# BUilt motor mount for my canoe



## CPTN.CROWN (Apr 11, 2004)

I won a trolling motor on ebay for my canoe. Went to get a motor mount and they are 60-100 dollars. NO way im spending that much $$ when it would be easy to make. Went to the hardware store spent 15$ on the stuff to build. Took me about half hour. Sure ccant wait to use it!!  
















Aint the prettyist thing in the world, but it will work


----------



## DaleM (Apr 5, 2004)

Paint it green to match the boat and your all set. Looks good to me.


----------



## Shortdrift (Apr 5, 2004)

Don't, don't, paint it green. It will never be noticed.  Try bright yellow or hot pink.  Wnen someone ask's about it you can explain with pride that you made it.   Nice looking mount.


----------



## CPTN.CROWN (Apr 11, 2004)

This one is tempory. Couldnt find ash or popular 1" thick @ Home Depot. Once i can get my hands on some im going to get that one on it. It will look a little nice, and i can counter sink the bolts and nuts!


----------



## twistertail (Apr 10, 2004)

Looks good, how big a trolling motor you got?


----------



## steelmagoo (Apr 13, 2004)

If you paint it with diluted polyester resin and hardener it will last a long time. Mix the hardener and resin, then thin with acetone to brushing consistency. When it hardens it can be sanded and painted. I did this to a transom plate I made for my boat and it will probably outlast the rest of the boat.


----------



## CPTN.CROWN (Apr 11, 2004)

Trolling motor is 34lbs i think. Not here yet.


----------



## twistertail (Apr 10, 2004)

Should work great!


----------



## Saildog (Aug 2, 2004)

I made a similar mount for my canoe. Couldn't justify spending the money on something so easy to make. I also like things to be multi-functional, so I made the motor mount into combination motor mount, drink holder, anchor cleat and fish finder base. I'll have take a pic, but here's how I did it:

1) I didn't bother with the vertical part. I just turned my mount 90 degrees, so I'm using the set of detents opposite of what you normally would. Really stiffens the mount and makes the whole thing really simple to make. 

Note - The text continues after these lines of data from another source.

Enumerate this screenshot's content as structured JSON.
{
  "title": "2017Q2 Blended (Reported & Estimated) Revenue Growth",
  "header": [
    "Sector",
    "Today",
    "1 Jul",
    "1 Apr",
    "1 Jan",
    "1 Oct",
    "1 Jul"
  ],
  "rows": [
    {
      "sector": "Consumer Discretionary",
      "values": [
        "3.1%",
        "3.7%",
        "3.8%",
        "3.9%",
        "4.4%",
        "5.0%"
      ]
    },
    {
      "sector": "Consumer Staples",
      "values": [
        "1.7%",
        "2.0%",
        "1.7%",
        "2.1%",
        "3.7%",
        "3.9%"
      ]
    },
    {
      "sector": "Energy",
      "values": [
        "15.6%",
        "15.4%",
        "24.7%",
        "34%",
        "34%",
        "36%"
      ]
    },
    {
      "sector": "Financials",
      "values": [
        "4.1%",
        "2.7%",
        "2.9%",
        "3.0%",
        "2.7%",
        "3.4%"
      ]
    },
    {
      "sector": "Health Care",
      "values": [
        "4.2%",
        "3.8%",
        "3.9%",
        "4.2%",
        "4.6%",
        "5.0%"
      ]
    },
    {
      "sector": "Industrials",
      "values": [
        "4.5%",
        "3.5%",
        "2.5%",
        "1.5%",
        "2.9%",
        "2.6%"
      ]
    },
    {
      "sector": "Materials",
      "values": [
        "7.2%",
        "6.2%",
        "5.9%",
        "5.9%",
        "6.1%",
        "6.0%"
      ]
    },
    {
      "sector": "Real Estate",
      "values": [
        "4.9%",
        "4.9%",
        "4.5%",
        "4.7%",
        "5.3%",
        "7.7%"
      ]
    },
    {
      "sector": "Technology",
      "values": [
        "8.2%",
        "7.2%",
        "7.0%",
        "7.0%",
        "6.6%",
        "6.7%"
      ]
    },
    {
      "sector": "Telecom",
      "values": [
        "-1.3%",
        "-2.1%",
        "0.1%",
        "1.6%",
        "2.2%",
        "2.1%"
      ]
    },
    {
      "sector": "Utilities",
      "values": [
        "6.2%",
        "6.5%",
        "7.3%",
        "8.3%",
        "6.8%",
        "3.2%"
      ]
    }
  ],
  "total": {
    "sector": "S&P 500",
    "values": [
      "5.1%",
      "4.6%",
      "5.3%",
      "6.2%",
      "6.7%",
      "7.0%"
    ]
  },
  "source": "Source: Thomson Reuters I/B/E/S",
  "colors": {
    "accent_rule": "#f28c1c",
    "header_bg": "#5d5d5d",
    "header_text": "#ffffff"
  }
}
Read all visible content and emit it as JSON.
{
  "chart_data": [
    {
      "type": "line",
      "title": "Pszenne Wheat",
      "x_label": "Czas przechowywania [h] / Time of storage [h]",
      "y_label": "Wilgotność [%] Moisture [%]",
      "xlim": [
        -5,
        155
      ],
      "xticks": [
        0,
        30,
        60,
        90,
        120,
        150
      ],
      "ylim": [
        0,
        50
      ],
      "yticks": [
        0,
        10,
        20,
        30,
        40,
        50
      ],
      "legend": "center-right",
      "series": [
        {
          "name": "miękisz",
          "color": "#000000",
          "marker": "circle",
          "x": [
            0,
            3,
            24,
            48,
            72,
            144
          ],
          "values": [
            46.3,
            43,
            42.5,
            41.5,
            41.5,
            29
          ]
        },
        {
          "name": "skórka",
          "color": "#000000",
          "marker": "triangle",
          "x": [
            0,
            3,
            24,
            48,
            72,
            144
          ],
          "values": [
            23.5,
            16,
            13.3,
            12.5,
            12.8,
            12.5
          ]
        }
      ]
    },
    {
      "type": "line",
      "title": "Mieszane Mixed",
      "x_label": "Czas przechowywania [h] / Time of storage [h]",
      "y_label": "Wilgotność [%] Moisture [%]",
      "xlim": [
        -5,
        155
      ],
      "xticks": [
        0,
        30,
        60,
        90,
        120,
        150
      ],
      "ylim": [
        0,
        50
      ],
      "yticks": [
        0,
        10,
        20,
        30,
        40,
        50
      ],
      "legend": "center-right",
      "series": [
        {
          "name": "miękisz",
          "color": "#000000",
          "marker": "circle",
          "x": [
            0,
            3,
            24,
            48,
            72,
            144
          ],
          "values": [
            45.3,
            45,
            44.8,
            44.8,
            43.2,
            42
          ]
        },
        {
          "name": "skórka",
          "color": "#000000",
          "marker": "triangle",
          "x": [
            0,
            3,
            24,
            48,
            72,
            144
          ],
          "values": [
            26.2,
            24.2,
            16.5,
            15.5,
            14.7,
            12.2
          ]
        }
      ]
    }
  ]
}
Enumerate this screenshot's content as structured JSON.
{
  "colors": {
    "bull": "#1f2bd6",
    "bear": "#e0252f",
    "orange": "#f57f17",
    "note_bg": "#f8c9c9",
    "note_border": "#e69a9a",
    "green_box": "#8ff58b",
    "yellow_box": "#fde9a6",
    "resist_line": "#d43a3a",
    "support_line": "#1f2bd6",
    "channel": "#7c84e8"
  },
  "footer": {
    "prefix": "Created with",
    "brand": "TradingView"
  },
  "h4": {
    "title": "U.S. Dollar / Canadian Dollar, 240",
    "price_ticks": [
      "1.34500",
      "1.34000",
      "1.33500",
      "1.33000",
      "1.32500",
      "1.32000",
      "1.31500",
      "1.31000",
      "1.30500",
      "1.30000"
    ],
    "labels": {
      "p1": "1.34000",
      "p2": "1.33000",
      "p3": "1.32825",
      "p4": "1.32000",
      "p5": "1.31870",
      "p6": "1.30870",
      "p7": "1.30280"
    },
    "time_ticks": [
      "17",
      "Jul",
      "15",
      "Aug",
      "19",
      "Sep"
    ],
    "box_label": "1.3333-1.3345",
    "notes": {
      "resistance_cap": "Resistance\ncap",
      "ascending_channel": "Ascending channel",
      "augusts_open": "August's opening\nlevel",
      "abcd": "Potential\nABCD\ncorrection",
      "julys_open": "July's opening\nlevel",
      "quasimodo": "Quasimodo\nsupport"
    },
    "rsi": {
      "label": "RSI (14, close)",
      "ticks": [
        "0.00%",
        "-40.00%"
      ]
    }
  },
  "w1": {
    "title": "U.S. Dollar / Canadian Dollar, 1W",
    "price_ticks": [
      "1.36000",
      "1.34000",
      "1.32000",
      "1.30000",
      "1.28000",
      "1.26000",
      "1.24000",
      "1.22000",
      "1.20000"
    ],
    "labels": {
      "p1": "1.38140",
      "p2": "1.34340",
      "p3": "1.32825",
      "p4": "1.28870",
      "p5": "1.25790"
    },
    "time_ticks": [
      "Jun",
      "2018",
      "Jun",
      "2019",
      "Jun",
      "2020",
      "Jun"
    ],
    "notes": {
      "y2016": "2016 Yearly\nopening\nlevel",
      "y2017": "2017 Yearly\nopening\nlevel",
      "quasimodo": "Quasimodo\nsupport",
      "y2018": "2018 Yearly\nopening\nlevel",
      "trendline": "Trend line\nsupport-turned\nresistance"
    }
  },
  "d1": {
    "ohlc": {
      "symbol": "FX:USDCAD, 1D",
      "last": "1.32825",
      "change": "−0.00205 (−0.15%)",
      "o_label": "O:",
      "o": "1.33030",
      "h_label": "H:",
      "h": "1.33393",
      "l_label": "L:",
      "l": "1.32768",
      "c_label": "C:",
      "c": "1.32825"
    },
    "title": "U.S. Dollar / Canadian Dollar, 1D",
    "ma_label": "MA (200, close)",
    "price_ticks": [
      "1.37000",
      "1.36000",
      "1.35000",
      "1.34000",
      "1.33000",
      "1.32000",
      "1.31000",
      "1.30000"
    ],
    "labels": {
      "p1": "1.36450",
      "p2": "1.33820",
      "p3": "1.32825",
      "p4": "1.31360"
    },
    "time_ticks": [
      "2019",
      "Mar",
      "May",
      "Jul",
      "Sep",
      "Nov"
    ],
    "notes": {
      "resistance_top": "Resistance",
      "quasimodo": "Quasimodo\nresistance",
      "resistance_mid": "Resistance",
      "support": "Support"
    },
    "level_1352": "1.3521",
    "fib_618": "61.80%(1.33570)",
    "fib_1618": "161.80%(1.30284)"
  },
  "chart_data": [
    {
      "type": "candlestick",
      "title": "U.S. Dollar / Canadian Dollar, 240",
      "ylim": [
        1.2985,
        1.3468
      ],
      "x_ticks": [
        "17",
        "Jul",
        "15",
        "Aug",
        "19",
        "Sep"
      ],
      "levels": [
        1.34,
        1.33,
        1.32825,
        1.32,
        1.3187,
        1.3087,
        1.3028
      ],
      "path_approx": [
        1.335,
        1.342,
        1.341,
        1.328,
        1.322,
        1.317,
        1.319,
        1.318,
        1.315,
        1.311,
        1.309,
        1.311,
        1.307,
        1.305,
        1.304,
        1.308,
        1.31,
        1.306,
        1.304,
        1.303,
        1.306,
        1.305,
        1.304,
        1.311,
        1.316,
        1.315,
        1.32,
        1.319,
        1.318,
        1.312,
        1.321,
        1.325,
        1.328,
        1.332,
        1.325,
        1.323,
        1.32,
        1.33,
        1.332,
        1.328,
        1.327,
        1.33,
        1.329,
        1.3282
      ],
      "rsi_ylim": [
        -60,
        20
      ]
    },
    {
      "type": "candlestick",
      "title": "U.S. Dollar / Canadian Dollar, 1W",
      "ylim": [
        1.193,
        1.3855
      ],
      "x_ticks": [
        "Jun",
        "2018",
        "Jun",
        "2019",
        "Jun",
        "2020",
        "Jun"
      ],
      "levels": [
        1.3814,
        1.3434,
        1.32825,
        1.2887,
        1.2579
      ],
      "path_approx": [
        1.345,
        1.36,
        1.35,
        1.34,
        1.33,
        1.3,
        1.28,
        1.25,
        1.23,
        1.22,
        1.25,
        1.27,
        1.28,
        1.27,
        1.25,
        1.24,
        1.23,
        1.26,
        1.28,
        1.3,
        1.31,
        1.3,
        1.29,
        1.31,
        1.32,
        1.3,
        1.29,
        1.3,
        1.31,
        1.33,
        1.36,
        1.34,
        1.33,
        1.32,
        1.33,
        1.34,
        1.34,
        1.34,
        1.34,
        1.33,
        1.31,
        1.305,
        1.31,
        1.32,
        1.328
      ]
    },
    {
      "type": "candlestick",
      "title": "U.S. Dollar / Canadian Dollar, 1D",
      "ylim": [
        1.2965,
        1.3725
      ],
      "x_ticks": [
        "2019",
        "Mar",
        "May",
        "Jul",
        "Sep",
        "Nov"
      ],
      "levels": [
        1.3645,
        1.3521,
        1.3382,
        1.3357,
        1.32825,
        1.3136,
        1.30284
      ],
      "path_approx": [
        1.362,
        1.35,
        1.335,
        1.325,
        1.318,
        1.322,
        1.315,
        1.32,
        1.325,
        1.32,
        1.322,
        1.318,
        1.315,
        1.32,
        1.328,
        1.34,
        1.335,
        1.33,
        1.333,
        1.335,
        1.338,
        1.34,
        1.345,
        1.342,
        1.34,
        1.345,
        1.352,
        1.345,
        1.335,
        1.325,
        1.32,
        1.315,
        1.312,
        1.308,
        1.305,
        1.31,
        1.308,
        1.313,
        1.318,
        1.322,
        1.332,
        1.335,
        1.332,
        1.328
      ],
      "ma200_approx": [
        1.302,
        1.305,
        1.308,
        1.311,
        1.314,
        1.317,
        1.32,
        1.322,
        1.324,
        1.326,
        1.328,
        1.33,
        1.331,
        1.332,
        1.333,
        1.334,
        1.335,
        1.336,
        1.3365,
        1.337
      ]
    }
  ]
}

2) Made the top piece of the mount about 5" wide. This gives better stiffness and more surface area where it clamps to the gunnels. I also used four 5/16" diameter carriage bolts/wing nuts to hold it on...one in each corner. 

3) The wider top let me make it into a drink holder, too. All you need to do is take a hole saw and drill a 2-1/2" diameter hole through the top piece only. The bottom of the can rests on top of the lower piece of the mount. 

4) The wider top also gave me room to mount a small cleat for my anchor and the base for my fish finder. I mounted the transducer on the trolling motor, so the whole setup comes off together if I want to take the canoe down the river. 

5) I had some 1" butternut laying around in my workshop, so I made it out of that. Put four quick coats of marine varnish on it and it looks great.


----------